In the next 18 months of CoLLaboratE, the consortium continued their efforts in accordance to the work-plan to finalize all the modules needed for collaborative assembly and to start the integration efforts for the deployment of the four use-cases. The achievements include:
- Amendments and contingency measures to handle the delays of the COVID pandemic, while turning all meeting to virtual ones (WP1)
- Finalization of the user-requirements and system architecture, while defining the use-cases to facilitate integration (WP2)
- Finalization of the basic collaboration skills for efficient, adaptive and safe interaction (WP3),
- Finalization of the different modalities to teach assembly tasks by demonstration to a robot (WP4)
- Finalization of the high-level solutions for monitoring ergonomics, interfacing with the robot manipulators and the AGVs and overall task planning (WP5)
In the last 6 months, the consortium continued their efforts in accordance with the work-plan to integrate all the modules of the completed WPs (WP2-WP5) and deploy the four use-cases.
- All 4 use-cases were completed and validated
- The job quality questionnaire was evaluated in all use-cases
- The final deliverables were completed, including the consolidated evaluation and lessons learned
- The exploitation plan and market analysis were completed
- A correct DMP formulation for encoding orientation trajectories for controlling a robot in the Cartesian space
- A framework that allows incremental refining of existing robot policy through kinesthetic guidance
- An ergodic control algorithm for insertion-like tasks which requires stochastic exploration for task achievement.
- A human tracking algorithms that can be used to construct constraints to increase the safety for human-robot collaboration.
- A method for variable admittance controller to allow easy and precise manipulation of large objects with high inertia.
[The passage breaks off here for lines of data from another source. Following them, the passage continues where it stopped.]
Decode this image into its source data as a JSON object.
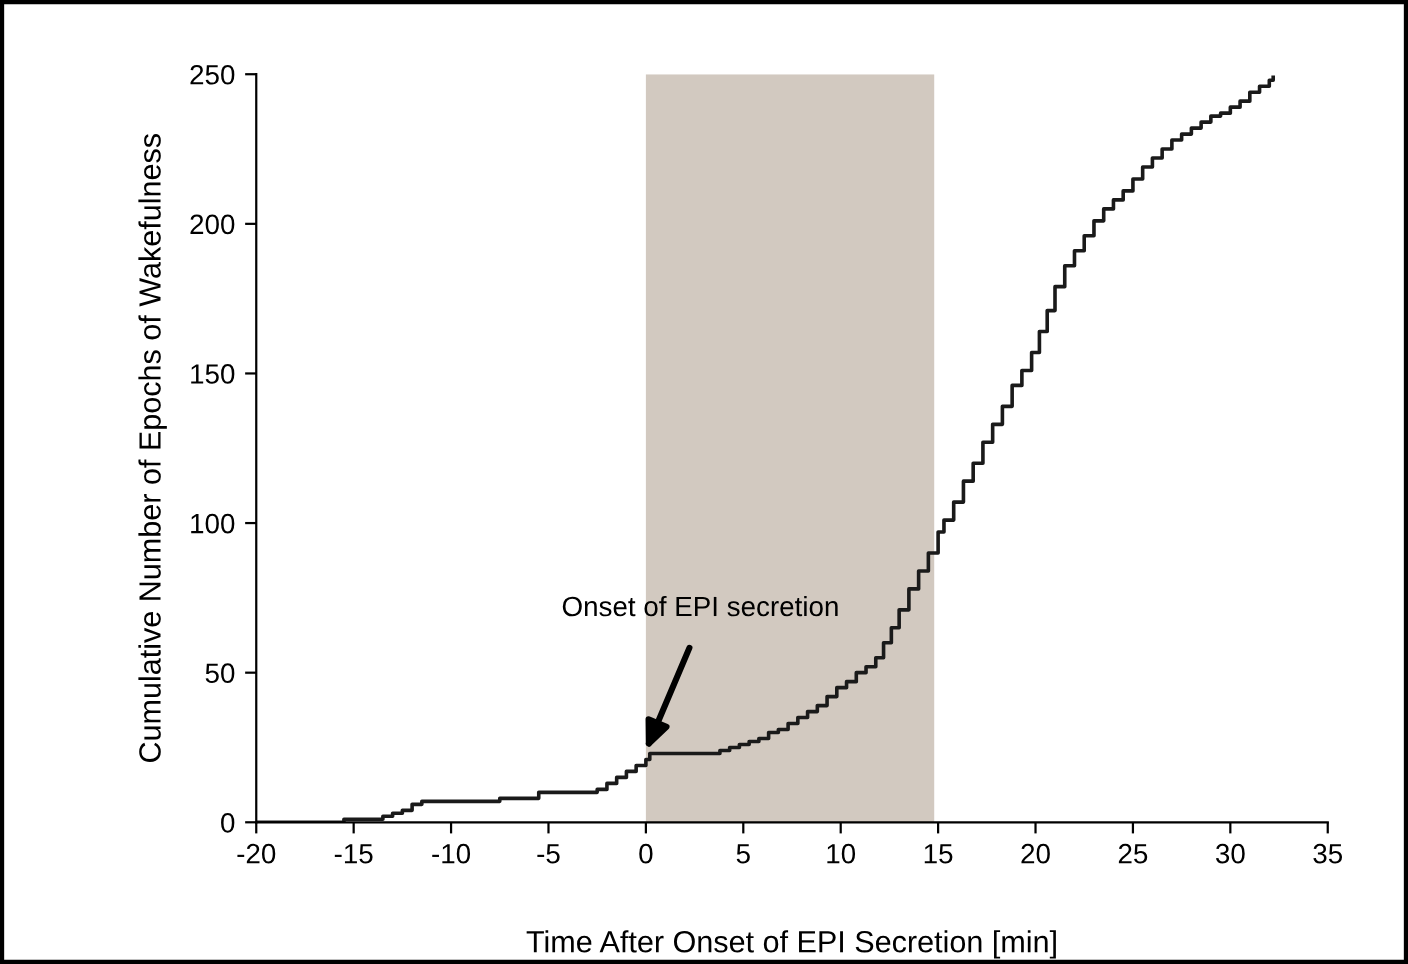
{
  "chart_data": {
    "type": "step",
    "xlabel": "Time After Onset of EPI Secretion [min]",
    "ylabel": "Cumulative Number of Epochs of Wakefulness",
    "series": [
      {
        "color": "#1a1a1a",
        "x": [
          -20,
          -15.5,
          -13.5,
          -13,
          -12.5,
          -12,
          -11.5,
          -7.5,
          -5.5,
          -2.5,
          -2,
          -1.5,
          -1,
          -0.5,
          0,
          0.2,
          3.8,
          4.3,
          4.8,
          5.3,
          5.8,
          6.3,
          6.8,
          7.3,
          7.8,
          8.3,
          8.8,
          9.3,
          9.8,
          10.3,
          10.8,
          11.3,
          11.8,
          12.2,
          12.6,
          13,
          13.5,
          14,
          14.5,
          15,
          15.3,
          15.8,
          16.3,
          16.8,
          17.3,
          17.8,
          18.3,
          18.8,
          19.3,
          19.8,
          20.2,
          20.6,
          21,
          21.5,
          22,
          22.5,
          23,
          23.5,
          24,
          24.5,
          25,
          25.5,
          26,
          26.5,
          27,
          27.5,
          28,
          28.5,
          29,
          29.5,
          30,
          30.5,
          31,
          31.5,
          32,
          32.2
        ],
        "values": [
          0,
          1,
          2,
          3,
          4,
          6,
          7,
          8,
          10,
          11,
          13,
          15,
          17,
          19,
          21,
          23,
          24,
          25,
          26,
          27,
          28,
          30,
          31,
          33,
          35,
          37,
          39,
          42,
          45,
          47,
          50,
          52,
          55,
          60,
          65,
          71,
          78,
          84,
          90,
          97,
          101,
          107,
          114,
          120,
          127,
          133,
          139,
          146,
          151,
          157,
          164,
          171,
          179,
          186,
          191,
          196,
          201,
          205,
          208,
          211,
          215,
          219,
          222,
          225,
          228,
          230,
          232,
          234,
          236,
          237,
          239,
          241,
          244,
          246,
          248,
          249
        ]
      }
    ],
    "xlim": [
      -20,
      35
    ],
    "xticks": [
      -20,
      -15,
      -10,
      -5,
      0,
      5,
      10,
      15,
      20,
      25,
      30,
      35
    ],
    "ylim": [
      0,
      250
    ],
    "yticks": [
      0,
      50,
      100,
      150,
      200,
      250
    ],
    "bands": [
      {
        "axis": "x",
        "from": 0,
        "to": 14.8,
        "color": "#d2c9c0"
      }
    ],
    "annotations": [
      {
        "text": "Onset of EPI secretion",
        "x": 0,
        "y": 23
      }
    ],
    "grid": false,
    "legend": false
  }
}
- A method for high tracking accuracy in following a desired trajectory under model and task uncertainties
- A novel Dynamic Movement Primitive formulation that supports backward reproduction of a learned trajectory
- Several behavior primitives such as search patterns, manipulability behaviors, impedance behaviors and reactive behaviors
- A framework where the initial demonstration evolves into a natural physical human-robot collaboration
- A key-frame extraction framework that performs semantic analysis on videos of human demonstrations
- An intuitive and easy-to-use mobile interface which relies on augmented reality to teach robot paths
- A robot control scheme that enforces the dynamic active constraints
- A framework for human intention recognition
- A production planner that enables the allocation of tasks to the available resources
- Ergonomic monitoring module that models human dynamics
- A gesture recognition module that permits to the collaborative robot to adapt its actions
- An optimization procedure for optimal layout and configuration of the reconfigurable fixtures in the work-cell
- A study to identify factors that influence job satisfaction and quality of the workers
The expected potential impact from the project, as it has been identified by the potential end-users, is highlighted as follows:
- Introduction of human-robot collaboration on continuous production lines and tasks that were previously deemed not appropriate for robot automation
- Ergonomic improvement, particularly in intensive tasks performed manually such as riveting.
- Easy integration in production, drastically reducing the cost of programming.
- Versatility and adaptability, as the robot can be easily taught various collaborative activities.